More and more banks are opting for forge alliances with exchanges. In fact, most of the Spanish banks that are preparing to launch crypto assets have opted for these alliances with exchanges.  

However, it is not an easy task for banks to choose a exchange with which to collaborate, since this type of intermediary was born when there was a lack of any type of regulation and many of them are established in countries that are lax in fiscal policies and the prevention of money laundering. Thus, some of the largest and most global companies face investigations by different supervisory bodies, which causes fears due to reputational risk. Other smaller, local providers may not have the scale that a large bank requires.  

Thus we arrive at the present moment, in which, finally, MICA approved, the European regulation of cryptoactive markets, and the Travel Rules, the modification of the fund transfer regulation to include crypto assets. These two regulations provide legal certainty to operations with them and define, for the first time, a regime for the authorization and supervision of exchanges and from other crypto asset providers.  

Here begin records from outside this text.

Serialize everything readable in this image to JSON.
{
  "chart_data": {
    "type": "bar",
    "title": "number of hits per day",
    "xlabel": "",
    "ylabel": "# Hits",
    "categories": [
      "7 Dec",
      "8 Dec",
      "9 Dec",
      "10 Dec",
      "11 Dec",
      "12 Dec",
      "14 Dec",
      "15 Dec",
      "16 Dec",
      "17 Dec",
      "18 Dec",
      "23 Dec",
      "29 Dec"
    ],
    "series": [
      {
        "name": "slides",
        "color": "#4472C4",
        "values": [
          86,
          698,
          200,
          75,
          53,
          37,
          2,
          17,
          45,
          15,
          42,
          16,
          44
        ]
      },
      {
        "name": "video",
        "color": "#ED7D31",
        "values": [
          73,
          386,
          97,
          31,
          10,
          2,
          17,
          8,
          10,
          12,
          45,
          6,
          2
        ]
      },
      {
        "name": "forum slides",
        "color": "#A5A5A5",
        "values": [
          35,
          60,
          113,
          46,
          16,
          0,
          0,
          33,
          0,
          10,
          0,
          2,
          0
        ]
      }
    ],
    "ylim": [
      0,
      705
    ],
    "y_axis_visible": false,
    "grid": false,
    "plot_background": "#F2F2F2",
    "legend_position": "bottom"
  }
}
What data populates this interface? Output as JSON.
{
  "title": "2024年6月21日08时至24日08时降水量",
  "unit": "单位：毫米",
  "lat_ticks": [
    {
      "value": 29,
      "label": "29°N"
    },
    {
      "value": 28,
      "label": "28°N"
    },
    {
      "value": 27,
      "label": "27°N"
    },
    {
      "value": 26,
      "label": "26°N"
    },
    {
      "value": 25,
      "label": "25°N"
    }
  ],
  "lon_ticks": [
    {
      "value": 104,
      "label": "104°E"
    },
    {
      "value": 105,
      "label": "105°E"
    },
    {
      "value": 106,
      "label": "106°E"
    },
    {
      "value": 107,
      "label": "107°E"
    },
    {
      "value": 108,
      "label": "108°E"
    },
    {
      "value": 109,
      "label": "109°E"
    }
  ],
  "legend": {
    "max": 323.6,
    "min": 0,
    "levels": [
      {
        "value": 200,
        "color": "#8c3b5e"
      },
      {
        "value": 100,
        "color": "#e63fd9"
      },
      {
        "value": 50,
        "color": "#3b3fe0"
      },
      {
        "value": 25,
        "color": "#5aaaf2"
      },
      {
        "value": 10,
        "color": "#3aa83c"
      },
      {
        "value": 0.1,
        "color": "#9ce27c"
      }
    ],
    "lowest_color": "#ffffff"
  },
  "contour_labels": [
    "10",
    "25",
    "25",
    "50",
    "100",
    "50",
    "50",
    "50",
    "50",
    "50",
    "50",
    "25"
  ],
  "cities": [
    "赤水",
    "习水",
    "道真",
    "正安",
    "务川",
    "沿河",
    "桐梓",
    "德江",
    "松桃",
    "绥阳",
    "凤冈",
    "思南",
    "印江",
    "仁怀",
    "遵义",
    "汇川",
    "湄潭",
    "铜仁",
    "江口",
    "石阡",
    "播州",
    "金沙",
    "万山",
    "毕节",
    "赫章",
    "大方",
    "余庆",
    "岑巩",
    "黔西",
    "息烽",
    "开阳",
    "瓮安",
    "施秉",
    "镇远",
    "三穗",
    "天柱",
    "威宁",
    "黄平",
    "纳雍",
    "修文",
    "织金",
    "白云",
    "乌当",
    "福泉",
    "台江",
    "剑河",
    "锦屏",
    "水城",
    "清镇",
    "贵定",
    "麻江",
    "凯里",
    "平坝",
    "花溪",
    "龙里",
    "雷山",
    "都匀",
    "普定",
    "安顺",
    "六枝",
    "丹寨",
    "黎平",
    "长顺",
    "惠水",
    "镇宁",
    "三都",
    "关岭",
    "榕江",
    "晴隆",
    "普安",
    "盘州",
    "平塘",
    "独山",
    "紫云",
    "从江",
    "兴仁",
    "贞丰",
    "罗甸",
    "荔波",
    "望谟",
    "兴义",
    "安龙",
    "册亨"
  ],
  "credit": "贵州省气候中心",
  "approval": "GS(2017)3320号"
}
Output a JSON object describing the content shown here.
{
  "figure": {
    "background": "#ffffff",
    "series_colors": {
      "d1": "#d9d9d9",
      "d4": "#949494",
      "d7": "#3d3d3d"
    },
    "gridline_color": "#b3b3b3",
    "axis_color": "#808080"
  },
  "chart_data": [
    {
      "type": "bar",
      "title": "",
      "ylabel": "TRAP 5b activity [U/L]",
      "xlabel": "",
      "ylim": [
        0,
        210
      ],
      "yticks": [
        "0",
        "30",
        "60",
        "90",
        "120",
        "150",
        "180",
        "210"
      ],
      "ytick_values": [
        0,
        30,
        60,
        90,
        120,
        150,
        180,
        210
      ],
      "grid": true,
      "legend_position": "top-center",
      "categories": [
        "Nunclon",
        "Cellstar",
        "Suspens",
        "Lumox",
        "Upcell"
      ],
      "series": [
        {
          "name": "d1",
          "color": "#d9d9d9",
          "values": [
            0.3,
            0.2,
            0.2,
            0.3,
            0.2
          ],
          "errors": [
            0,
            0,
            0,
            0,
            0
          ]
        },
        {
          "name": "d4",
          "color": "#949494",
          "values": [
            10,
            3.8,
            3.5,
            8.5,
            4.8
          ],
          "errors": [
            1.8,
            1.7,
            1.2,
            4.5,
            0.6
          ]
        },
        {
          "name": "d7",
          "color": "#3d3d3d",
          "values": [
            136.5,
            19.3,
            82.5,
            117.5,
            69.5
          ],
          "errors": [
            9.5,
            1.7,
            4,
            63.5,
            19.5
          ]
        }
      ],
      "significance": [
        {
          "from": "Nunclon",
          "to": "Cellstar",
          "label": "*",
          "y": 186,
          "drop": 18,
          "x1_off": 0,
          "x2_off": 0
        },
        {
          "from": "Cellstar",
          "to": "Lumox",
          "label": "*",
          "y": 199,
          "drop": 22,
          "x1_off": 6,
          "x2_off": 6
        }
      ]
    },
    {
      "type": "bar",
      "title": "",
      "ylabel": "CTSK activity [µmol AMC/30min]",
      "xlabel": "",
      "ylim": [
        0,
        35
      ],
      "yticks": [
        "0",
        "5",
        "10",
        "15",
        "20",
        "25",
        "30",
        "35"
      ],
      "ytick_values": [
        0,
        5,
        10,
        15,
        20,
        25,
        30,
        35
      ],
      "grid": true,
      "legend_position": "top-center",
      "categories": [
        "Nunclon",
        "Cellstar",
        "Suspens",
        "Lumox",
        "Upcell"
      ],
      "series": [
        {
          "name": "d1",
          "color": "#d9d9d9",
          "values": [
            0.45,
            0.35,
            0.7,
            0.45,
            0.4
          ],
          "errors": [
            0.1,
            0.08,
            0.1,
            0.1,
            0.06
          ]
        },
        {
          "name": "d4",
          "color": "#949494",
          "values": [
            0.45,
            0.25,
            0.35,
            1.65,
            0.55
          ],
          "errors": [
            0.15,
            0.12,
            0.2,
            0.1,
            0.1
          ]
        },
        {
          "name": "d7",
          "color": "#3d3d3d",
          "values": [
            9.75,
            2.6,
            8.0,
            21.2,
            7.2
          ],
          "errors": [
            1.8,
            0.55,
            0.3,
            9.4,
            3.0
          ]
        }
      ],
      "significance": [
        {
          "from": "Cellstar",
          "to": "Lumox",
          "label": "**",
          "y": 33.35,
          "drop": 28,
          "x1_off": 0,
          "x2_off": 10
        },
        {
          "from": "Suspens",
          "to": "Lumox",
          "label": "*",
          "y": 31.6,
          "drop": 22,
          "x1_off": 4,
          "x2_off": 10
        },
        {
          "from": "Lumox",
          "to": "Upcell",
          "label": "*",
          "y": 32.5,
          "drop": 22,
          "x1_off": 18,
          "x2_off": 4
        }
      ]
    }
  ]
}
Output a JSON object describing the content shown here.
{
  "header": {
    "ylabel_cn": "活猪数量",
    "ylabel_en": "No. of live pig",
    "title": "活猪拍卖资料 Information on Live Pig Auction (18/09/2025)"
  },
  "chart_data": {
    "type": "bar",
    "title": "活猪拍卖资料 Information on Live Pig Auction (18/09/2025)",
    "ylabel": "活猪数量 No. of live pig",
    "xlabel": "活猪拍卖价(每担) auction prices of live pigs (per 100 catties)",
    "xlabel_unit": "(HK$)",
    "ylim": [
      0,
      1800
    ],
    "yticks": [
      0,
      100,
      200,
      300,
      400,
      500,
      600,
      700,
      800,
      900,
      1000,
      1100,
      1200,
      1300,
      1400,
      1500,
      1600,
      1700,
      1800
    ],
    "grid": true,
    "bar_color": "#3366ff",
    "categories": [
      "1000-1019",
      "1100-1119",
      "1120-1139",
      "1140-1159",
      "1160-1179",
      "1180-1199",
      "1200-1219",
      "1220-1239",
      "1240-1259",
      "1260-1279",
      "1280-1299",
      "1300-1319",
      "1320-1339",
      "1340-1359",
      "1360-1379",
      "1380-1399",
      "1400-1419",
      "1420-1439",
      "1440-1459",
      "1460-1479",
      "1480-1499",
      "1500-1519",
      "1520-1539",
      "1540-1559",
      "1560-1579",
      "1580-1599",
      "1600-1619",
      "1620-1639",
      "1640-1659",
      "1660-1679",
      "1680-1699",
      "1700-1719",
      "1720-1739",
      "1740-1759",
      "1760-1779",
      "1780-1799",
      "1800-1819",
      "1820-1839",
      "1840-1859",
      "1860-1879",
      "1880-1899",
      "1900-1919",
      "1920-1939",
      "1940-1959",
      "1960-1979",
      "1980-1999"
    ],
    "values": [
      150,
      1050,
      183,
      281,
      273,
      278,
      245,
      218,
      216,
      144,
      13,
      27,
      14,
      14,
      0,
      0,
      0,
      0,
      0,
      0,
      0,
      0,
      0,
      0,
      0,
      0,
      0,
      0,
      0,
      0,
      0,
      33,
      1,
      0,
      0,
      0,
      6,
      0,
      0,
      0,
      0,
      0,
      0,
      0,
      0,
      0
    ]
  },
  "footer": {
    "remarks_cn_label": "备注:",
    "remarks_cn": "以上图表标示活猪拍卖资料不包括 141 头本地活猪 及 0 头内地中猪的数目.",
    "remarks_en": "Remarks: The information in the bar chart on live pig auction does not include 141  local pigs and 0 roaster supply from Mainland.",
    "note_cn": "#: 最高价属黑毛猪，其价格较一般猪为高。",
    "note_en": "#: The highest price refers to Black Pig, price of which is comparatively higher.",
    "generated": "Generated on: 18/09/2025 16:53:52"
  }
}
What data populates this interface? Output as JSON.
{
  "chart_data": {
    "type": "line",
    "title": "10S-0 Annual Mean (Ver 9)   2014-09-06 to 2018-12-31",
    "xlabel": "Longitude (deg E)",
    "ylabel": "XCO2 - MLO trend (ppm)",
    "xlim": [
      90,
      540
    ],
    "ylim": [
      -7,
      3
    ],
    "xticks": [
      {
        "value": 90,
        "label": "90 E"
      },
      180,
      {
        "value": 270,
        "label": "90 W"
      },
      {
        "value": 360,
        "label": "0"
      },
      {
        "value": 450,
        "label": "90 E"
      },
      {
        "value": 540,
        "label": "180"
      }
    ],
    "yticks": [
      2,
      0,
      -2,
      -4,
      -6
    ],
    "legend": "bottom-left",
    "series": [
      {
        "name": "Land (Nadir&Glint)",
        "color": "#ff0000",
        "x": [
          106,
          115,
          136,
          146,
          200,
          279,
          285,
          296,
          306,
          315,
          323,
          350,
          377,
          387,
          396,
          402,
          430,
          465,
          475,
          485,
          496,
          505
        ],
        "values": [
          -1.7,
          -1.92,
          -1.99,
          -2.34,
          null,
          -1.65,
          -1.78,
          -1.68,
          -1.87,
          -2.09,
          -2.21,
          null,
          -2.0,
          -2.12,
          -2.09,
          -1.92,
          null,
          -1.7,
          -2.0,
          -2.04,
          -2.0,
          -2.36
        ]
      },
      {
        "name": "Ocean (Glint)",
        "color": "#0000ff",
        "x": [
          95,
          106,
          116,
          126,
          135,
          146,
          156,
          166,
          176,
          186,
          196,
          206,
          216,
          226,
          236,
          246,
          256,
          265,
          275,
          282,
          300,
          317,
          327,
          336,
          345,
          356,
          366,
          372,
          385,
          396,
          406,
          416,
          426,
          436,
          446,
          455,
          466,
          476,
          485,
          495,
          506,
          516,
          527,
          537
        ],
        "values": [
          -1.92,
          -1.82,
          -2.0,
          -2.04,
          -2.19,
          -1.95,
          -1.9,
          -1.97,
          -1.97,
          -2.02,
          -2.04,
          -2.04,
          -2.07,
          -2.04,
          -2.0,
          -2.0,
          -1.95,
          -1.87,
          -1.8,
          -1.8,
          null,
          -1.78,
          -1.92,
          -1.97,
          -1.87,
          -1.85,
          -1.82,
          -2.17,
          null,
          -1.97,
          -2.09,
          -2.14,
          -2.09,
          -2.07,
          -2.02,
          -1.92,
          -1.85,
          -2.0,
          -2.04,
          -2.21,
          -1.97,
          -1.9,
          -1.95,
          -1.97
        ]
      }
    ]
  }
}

Will banks take the step towards love with this regulation?  

The MiCA regulation requires that exchanges have an effective decision-making headquarters in the EU and that at least one of their administrators is resident in the EU, in order to provide their services in the European market  

Undoubtedly, these indications are helpful for banks to choose a provider, but it is also true that the prudential requirements of the regulation for these providers, being a great step forward, are not equivalent to those of banks and for this reason, some consider them insufficient.  

To eliminate the uncertainty and reputational risk derived from carrying out the activity through alliances with third parties, the option would be for banks to acquire these providers, but these purchases are not easy due to the prudential requirements of the Basel Committee on crypto assets, which would penalize any banking business that interposed its own account in the sale of these assets. So, at least for a while, This trend of collaboration between banks and “crypto” actors will be consolidated, which, although it is not love, is a marriage of convenience.  

Gloria Hernandez Aler

Partner of finReg360. Academic Advisor of Fide.